= Queer Creek (Ohio) =

Stream in Hocking County, Ohio, U.S.

Queer Creek is a stream in Hocking County, Ohio, flowing through the heart of Hocking Hills State Park and parts of the surrounding Hocking State Forest. It is a tributary of Salt Creek and forms part of the larger Scioto River drainage system.

==Course and features==
The creek follows a winding path through a narrow gorge cut into Blackhand sandstone, shaping some of the region’s most dramatic terrain. Along its route, it passes through forested cliffs and ledges, feeding into waterfalls including Cedar Falls, one of the most prominent falls in Hocking Hills State Park. Portions of the Gorge Trail follow the creek closely, offering hikers access to scenic rock formations and shaded ravines.

==Name==
The name "Queer Creek" is believed to date to the early 1800s, when settlers noted the stream’s unusual route through the hills. The term "queer" referred at the time to something strange or unexpected, and the creek’s sharp bends and shifting course stood out from neighboring waterways.

==Ecology and watershed==
Queer Creek lies within a relatively intact forest ecosystem and supports a range of native plant and animal life. Eastern hemlock and hardwoods line the gorge, while mosses and ferns thrive along shaded rock walls. A 2009 report by the Ohio Environmental Protection Agency listed segments of the creek's upper tributaries as having “non-impaired” water quality, a reflection of the area’s limited development and forest cover.

==History==
Prior to European settlement, the Queer Creek valley and surrounding hills were used by Indigenous communities for travel and hunting.

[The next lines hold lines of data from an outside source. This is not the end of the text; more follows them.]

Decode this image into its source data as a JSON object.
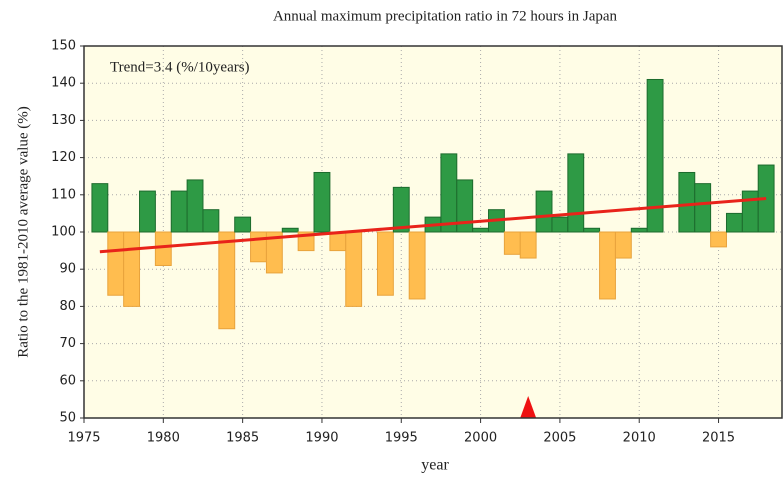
{
  "chart_data": {
    "type": "bar",
    "title": "Annual maximum precipitation ratio in 72 hours in Japan",
    "xlabel": "year",
    "ylabel": "Ratio to the 1981-2010 average value (%)",
    "annotation": "Trend=3.4 (%/10years)",
    "x": [
      1976,
      1977,
      1978,
      1979,
      1980,
      1981,
      1982,
      1983,
      1984,
      1985,
      1986,
      1987,
      1988,
      1989,
      1990,
      1991,
      1992,
      1993,
      1994,
      1995,
      1996,
      1997,
      1998,
      1999,
      2000,
      2001,
      2002,
      2003,
      2004,
      2005,
      2006,
      2007,
      2008,
      2009,
      2010,
      2011,
      2012,
      2013,
      2014,
      2015,
      2016,
      2017,
      2018
    ],
    "values": [
      113,
      83,
      80,
      111,
      91,
      111,
      114,
      106,
      74,
      104,
      92,
      89,
      101,
      95,
      116,
      95,
      80,
      100,
      83,
      112,
      82,
      104,
      121,
      114,
      101,
      106,
      94,
      93,
      111,
      104,
      121,
      101,
      82,
      93,
      101,
      141,
      100,
      116,
      113,
      96,
      105,
      111,
      118
    ],
    "baseline": 100,
    "color_above": "#2e9a45",
    "color_below": "#ffbd4f",
    "trend": {
      "x": [
        1976,
        2018
      ],
      "y": [
        94.7,
        109
      ],
      "color": "#e8231a"
    },
    "marker_x": 2003,
    "marker_color": "#ee1111",
    "xlim": [
      1975,
      2019
    ],
    "ylim": [
      50,
      150
    ],
    "xticks": [
      1975,
      1980,
      1985,
      1990,
      1995,
      2000,
      2005,
      2010,
      2015
    ],
    "yticks": [
      50,
      60,
      70,
      80,
      90,
      100,
      110,
      120,
      130,
      140,
      150
    ],
    "grid": true
  }
}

Later, early pioneers established mills and small settlements along the stream’s banks, particularly near present-day South Bloomingville. Local accounts claim that the last wild bison in Ohio was shot near the creek in 1799.

==Recreation==
The creek remains a focal point for hikers, nature photographers, and visitors to Hocking Hills State Park. The Gorge Trail between Old Man’s Cave and Cedar Falls follows the stream closely and is one of the park’s most frequently used routes. The falls are especially popular in spring and fall, when water levels and foliage make for ideal viewing conditions.

==Conservation==
Ongoing conservation work in the Queer Creek watershed has focused on preserving tributary streams, mature forest, and wildlife corridors. The Appalachia Ohio Alliance has worked to secure long-term protections for more than 2,900 feet of tributary stream corridors, as part of broader land stewardship efforts in the Hocking Hills area.